The people from work who are my age are more interested in drinking their
weekends away, which is all right once in a while, but every damn weekend???
Besides, the bars and dance clubs here are really not that impressive at
all.
I've tried dating a few people here and there, but they all work with me in
one way or another and none of them is awesome enough to warrant becoming part
of the unforgiving rumor mill in our group. I guess I'm in the wrong state
altogether to find my dream woman anyway ("SM seeks surfer girl with
Shakespeare predilection and steady supply of lame jokes").
Part of me misses home (San Francisco) more than anything in the world. But,
most of me knows that homesickness is a symptom, not the disease that needs to
be cured. Basically, I'm really alone out here, and even though I've tried
doing different things, I'm not getting anywhere.
How do I get my confidence back?
-- El Gato Dos
Dear El Gato,
You sly cat, you just placed a personal ad at
breakupgirl.net (maybe you should meet Blanche?).

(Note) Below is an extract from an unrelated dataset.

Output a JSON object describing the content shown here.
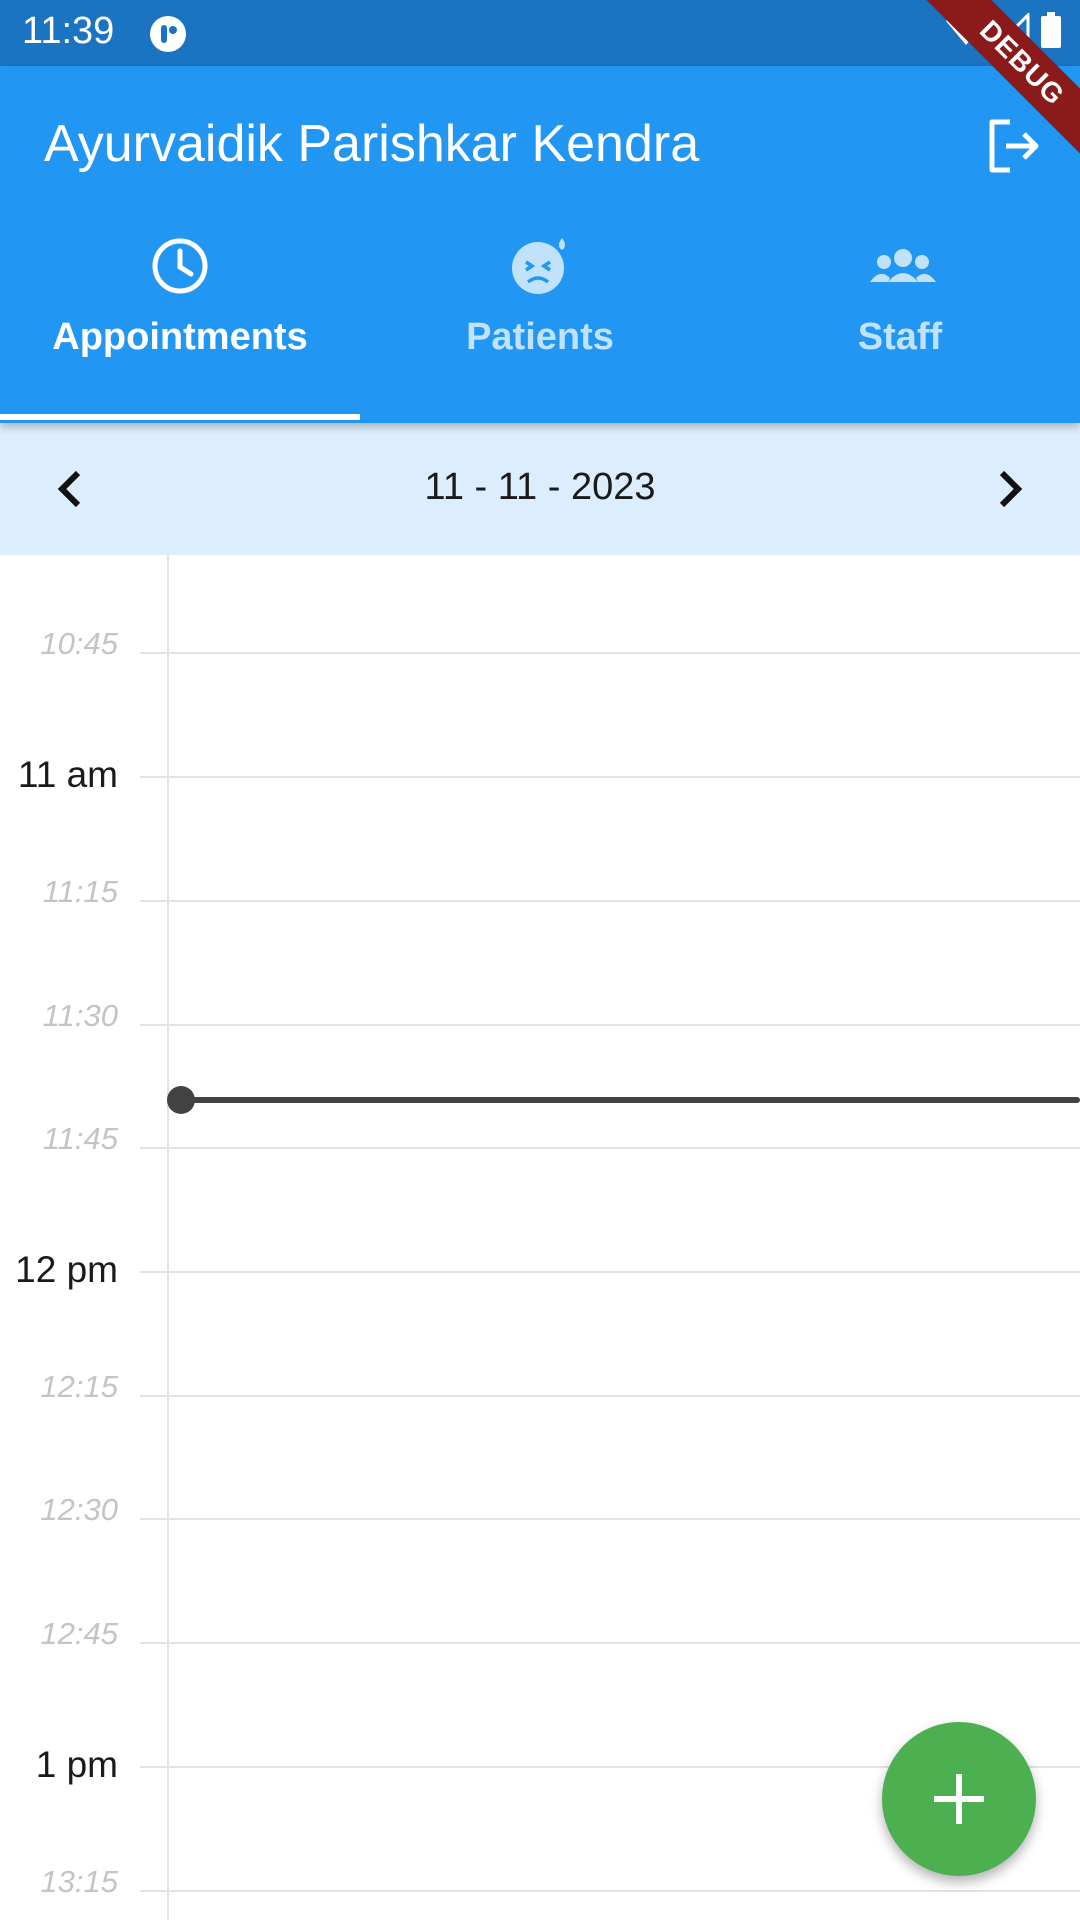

Anyway, perhaps you're being too sly for your own good
here. Not about your "personal," about your sense of place. Yeah,
maybe homesickness is just the symptom, but maybe you really just don't like
it where you are. Maybe "home" really does have the warm happy
draw of belonging for you that critcs of our transient, electronic, mallified,
homogenized, family-devalued society have been quick to eulogize. Maybe you
should go home. I mean, maybe you shouldn't rule it out.

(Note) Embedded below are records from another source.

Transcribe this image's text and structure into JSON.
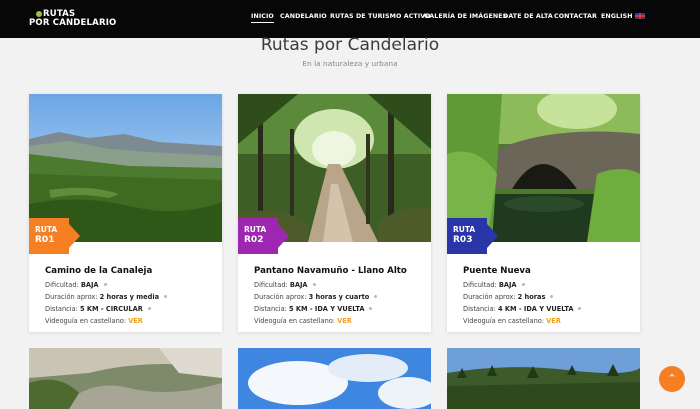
{
  "header": {
    "logo_line1": "RUTAS",
    "logo_line2": "POR CANDELARIO",
    "nav": [
      {
        "label": "INICIO",
        "active": true
      },
      {
        "label": "CANDELARIO",
        "active": false
      },
      {
        "label": "RUTAS DE TURISMO ACTIVO",
        "active": false
      },
      {
        "label": "GALERÍA DE IMÁGENES",
        "active": false
      },
      {
        "label": "DATE DE ALTA",
        "active": false
      },
      {
        "label": "CONTACTAR",
        "active": false
      },
      {
        "label": "ENGLISH",
        "active": false,
        "icon": "uk-flag-icon"
      }
    ]
  },
  "page": {
    "title": "Rutas por Candelario",
    "subtitle": "En la naturaleza y urbana"
  },
  "routes": [
    {
      "badge_word": "RUTA",
      "badge_code": "R01",
      "badge_color": "#f57f22",
      "title": "Camino de la Canaleja",
      "difficulty_label": "Dificultad:",
      "difficulty": "BAJA",
      "duration_label": "Duración aprox:",
      "duration": "2 horas y media",
      "distance_label": "Distancia:",
      "distance": "5 KM - CIRCULAR",
      "video_label": "Videoguía en castellano:",
      "video_link": "VER"
    },
    {
      "badge_word": "RUTA",
      "badge_code": "R02",
      "badge_color": "#9d27b0",
      "title": "Pantano Navamuño - Llano Alto",
      "difficulty_label": "Dificultad:",
      "difficulty": "BAJA",
      "duration_label": "Duración aprox:",
      "duration": "3 horas y cuarto",
      "distance_label": "Distancia:",
      "distance": "5 KM - IDA Y VUELTA",
      "video_label": "Videoguía en castellano:",
      "video_link": "VER"
    },
    {
      "badge_word": "RUTA",
      "badge_code": "R03",
      "badge_color": "#2a35a8",
      "title": "Puente Nueva",
      "difficulty_label": "Dificultad:",
      "difficulty": "BAJA",
      "duration_label": "Duración aprox:",
      "duration": "2 horas",
      "distance_label": "Distancia:",
      "distance": "4 KM - IDA Y VUELTA",
      "video_label": "Videoguía en castellano:",
      "video_link": "VER"
    }
  ],
  "scroll_top_icon": "chevron-up-icon",
  "accent_color": "#f57f22"
}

Other than that, it seems to me that you are trying
and doing the right things. Many of them, anyway. But I do know that there's
way more to Seattle -- more so than in other cities -- than bars and clubs.
You've got: nature. Big tall trees. Boats. Fish. Mountains. I don't know or
care how outdoorsy you are or aren't, but I do suspect that you're actually
more creative at finding alternative -- totally Seattle -- activities than
you're being right now. Which may be because there's a wee bit of a circular
self-fulfilling prophecy going on here: of course a "short dumpy
dorky fool" wouldn't be the one to organize the "Sick of Bars? Let's
All Learn How to Camp!" club at Drinking, Inc. Or the one to find a co-ed
adult hockey program. You see?
Also, do keep in mind that a small percentage of your
malaise is not personal, not individual, not unique. It is precisely what the
aforementioned critics -- along with the superheroes who speak for and
understand the plight of Singles Adrift -- are talking about. We all feel it to
some degree. Hence the drinking -- as opposed to flambeing -- the weekends
away. Who's the dorky fool here?
So, Gato, you've got some decisions to make. Are you
going to sign a new lease on Seattle? I know you can if you set your
non-foolish mind to it and do what you love. Or will you go where you love and
take it from there? Your confidence is there, Gato. But you're still living out
of boxes. Decide where to stay, and unpack it for good.